Vice-presidente do Movimento Umbanda do Amanhã, Marilena Mattos participa todo ano do “Barco de Iemanjá” e também criticou a medida:
— Junto ao aspecto financeiro, há uma posição religiosa para que não haja o evento. Estamos sendo esmagados pelo poder religioso da atual administração. Isso nos entristece.
O babalorixá Anderson de Osagyan concorda:
— Estamos perdendo o direito de nos manifestar. O prefeito deixou que uma questão particular influencie a gestão da cidade.

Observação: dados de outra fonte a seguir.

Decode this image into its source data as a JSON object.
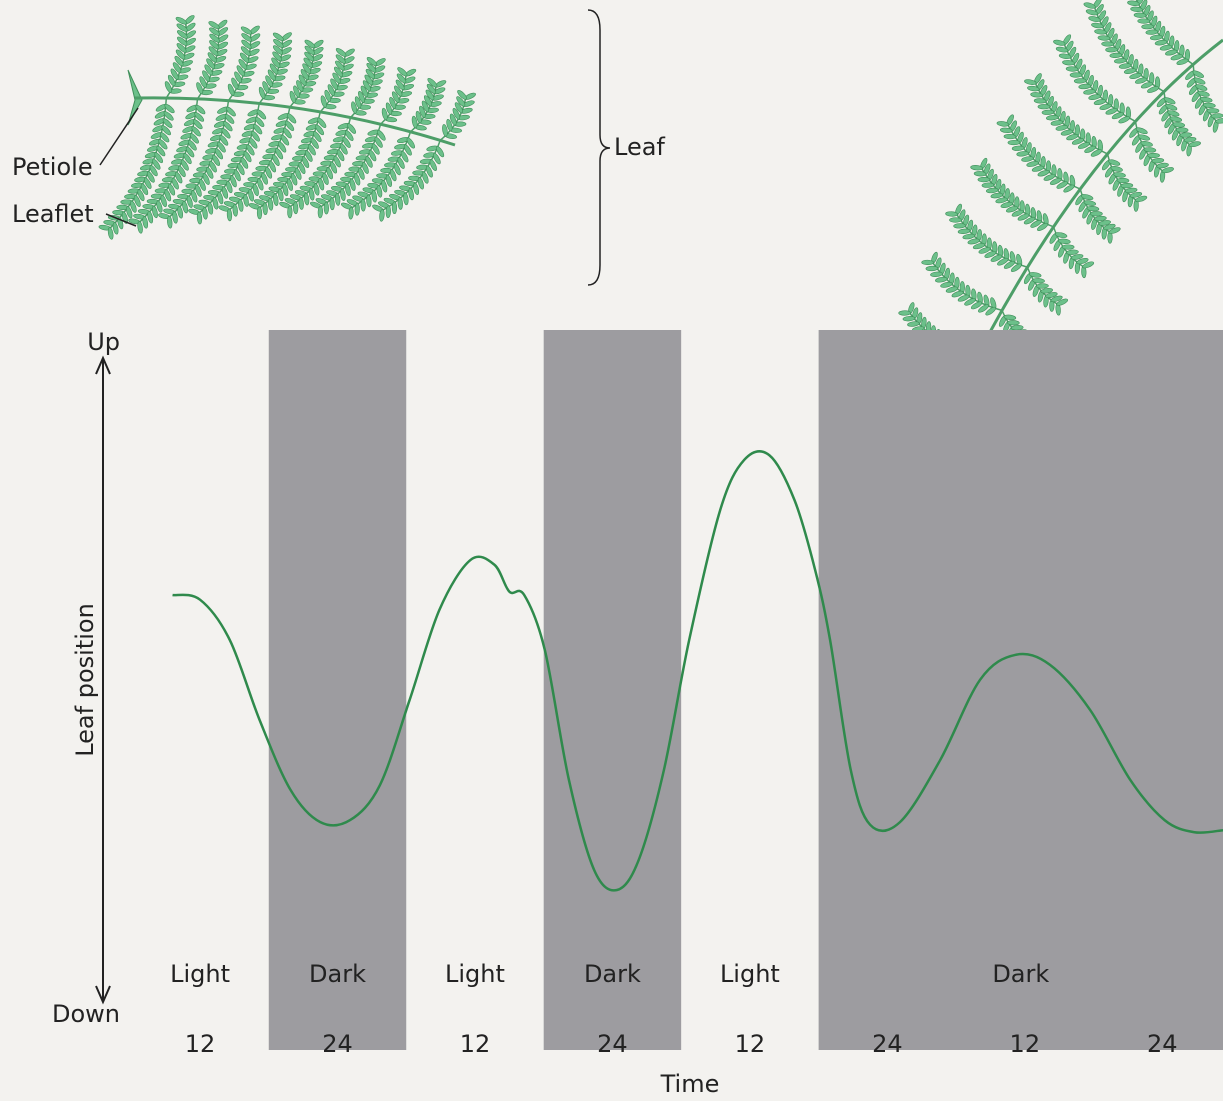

Redução de investimentos em eventos culturais:
Carnaval
Em junho, o prefeito anunciou que cortaria à metade a subvenção concedida às escolas do Grupo Especial. Cada agremiação terá R$ 1 milhão, em vez dos R$ 2 milhões concedidos no ano anterior. No início de novembro, escolas do Grupo A também foram informadas de que sua verba será reduzida a 50%.
Ensaios técnicos
A Liga Independente das Escolas de Samba (Liesa) resolveu suspender de vez os ensaios técnicos realizados entre janeiro e fevereiro no Sambódromo, após a diminuição dos repasses pela prefeitura. Segundo a Liesa, os ensaios eram pagos pela própria Liga e custavam R$ 4 milhões.
Parada gay
Pela primeira vez, em muitos anos, a prefeitura não deu recursos para as paradas LGBTI de Copacabana e de Madureira, que manifestam o orgulho gay. Por falta de verba, o evento na Zona Sul ficou ameaçado. Só foi possível após uma vaquinha online e com patrocínio de duas grandes empresas, além de apresentações de artistas que não cobraram cachê.
Trem do samba
O Trem do Samba recebeu, em 2016, R$ 800 mil da prefeitura. Este ano, não houve aporte. Mesmo assim, o evento está previsto para o próximo sábado: para embarcar, é preciso contribuir com 1kg de alimento não perecível que será trocado por bilhete na estação da Central, a partir do meio-dia.
Feira das Yabás
O tradicional evento também sentiu os efeitos da nova gestão. No ano passado, a prefeitura bancou 12 eventos. Neste, foram só quatro. Após ficar quatro meses sem edições desde dezembro de 2016, a feira retomou as atividades em maio.
Tambores de Olokun
O bloco chegou a ser impedido de ensaiar no Aterro pela prefeitura, sob alegação de que apresentações no local deixaram gatos de rua “estressados”. O grupo, no entanto, entrou em acordo com a prefeitura e vai continuar a tocar no mesmo local.